Australian pharmaceuticals manufacturer Mayne Pharma Group Ltd (ASX:MYX)
saw its market capitalisation cut by nearly a tenth after warning investors of pricing headwinds to its generic products business in the US. The company expects full year revenue of $581 million against expectations of $602 million and a core profit below $215 million, while analysts expected $220 million.
The US accounts for nearly 95% of MYX’s revenue and generics manufacturers have faced increased pricing pressure in the country due to consolidation among distributors and investigations related to price collusion, by the US Justice Department, among generics manufacturers, which also included MYX.
Nearly a billion spent on acquisition of generic products portfolio of Teva Pharmaceuticals didn’t perform as Mayne had anticipated. For the year ending June 30, Teva products are expected to generate US$94.5 million in core earnings (EBITDA), said the company, citing competitive pricing in the generics sector.
Further disclosure on the challenges faced in the US generics sector reflected in it booking a $25 million non-cash charge, downward revision of its product portfolio value, and a reduction of useful life of Teva products to 15 years from 20 years.
On a positive note
In contrast to the generics business, Mayne expects its other businesses—Specialty Brands, Metrics Contract Services and Mayne International—to deliver strong continued growth in the year ahead. Additionally, the company said it’s targeting $12 million (more than 5% of its current core earnings) in cost savings and diversification into new channels such as government and specialty pharmacy to offset the headwinds.

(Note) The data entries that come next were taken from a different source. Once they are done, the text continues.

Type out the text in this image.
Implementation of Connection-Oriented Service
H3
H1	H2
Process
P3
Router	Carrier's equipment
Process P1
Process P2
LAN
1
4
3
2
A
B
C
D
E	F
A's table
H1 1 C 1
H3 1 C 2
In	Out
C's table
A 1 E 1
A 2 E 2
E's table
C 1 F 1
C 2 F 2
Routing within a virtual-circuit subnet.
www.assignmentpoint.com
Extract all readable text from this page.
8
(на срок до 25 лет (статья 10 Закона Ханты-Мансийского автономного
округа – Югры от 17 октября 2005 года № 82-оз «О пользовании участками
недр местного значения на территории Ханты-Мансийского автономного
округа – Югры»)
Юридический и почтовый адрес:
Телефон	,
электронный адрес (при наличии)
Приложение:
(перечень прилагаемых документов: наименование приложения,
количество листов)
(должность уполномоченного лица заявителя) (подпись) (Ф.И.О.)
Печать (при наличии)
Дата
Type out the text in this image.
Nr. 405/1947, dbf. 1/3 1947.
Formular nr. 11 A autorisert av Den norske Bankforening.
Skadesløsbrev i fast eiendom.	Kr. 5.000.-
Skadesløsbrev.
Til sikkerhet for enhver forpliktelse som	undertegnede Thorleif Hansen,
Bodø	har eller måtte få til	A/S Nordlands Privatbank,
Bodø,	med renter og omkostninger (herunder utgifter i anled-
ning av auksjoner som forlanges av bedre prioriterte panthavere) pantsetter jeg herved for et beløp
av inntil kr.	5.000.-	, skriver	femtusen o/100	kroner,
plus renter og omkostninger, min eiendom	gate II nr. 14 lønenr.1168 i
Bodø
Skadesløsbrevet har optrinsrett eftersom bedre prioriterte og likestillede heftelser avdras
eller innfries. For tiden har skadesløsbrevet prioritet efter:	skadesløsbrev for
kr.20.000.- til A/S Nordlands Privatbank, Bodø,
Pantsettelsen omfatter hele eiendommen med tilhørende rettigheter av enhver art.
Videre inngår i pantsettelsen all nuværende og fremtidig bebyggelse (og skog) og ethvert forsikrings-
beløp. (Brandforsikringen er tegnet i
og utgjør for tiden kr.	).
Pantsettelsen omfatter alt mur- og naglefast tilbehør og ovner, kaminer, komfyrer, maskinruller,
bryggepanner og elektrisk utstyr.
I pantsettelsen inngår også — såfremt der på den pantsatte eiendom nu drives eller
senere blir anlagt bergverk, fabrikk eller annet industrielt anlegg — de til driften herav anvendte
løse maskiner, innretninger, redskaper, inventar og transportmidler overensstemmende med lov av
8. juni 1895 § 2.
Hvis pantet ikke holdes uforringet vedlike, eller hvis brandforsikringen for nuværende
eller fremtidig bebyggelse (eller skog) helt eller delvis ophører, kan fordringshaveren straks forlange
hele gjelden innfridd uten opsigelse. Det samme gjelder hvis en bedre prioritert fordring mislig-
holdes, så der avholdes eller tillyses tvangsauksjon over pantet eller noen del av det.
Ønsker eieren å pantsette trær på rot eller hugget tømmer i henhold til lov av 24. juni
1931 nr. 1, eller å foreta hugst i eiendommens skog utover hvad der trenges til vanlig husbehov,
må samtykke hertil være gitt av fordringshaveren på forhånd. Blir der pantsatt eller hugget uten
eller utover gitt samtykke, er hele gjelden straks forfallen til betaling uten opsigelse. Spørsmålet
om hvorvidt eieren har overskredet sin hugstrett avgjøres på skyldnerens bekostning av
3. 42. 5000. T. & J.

A lot of these efforts relate to the company’s patent-protected dermatology brands Doryx, launched in Aug’16, and Fabior and Sorilux, both launched in Jan’17. With currently 8% market share of Doryx and just 1% captured by Fabior, the company scaled its sales team from 60 to 120 to target a larger market share in tetracycline oral acne and topical retinoid acne markets, respectively.
Although the latest drop doesn’t indicate that there are any strong buyers as the stock made new 52-week low, institutional investors have been buying MYX shares throughout its nearly 60% drop over the past year.
It’s interesting to note that after retail investors, institutions are the largest investors in MYX. While there are dark clouds over its future, the smart money seems to be finding a bargain. Mayne is relocating its CEO Scott Richards to the US to focus on these growth opportunities. It remains to be seen whether Mr Richards delivers on expectations of these big investors; however, as of now, the market as a whole appears to be clearly discounting Mayne’s efforts to boost profitability.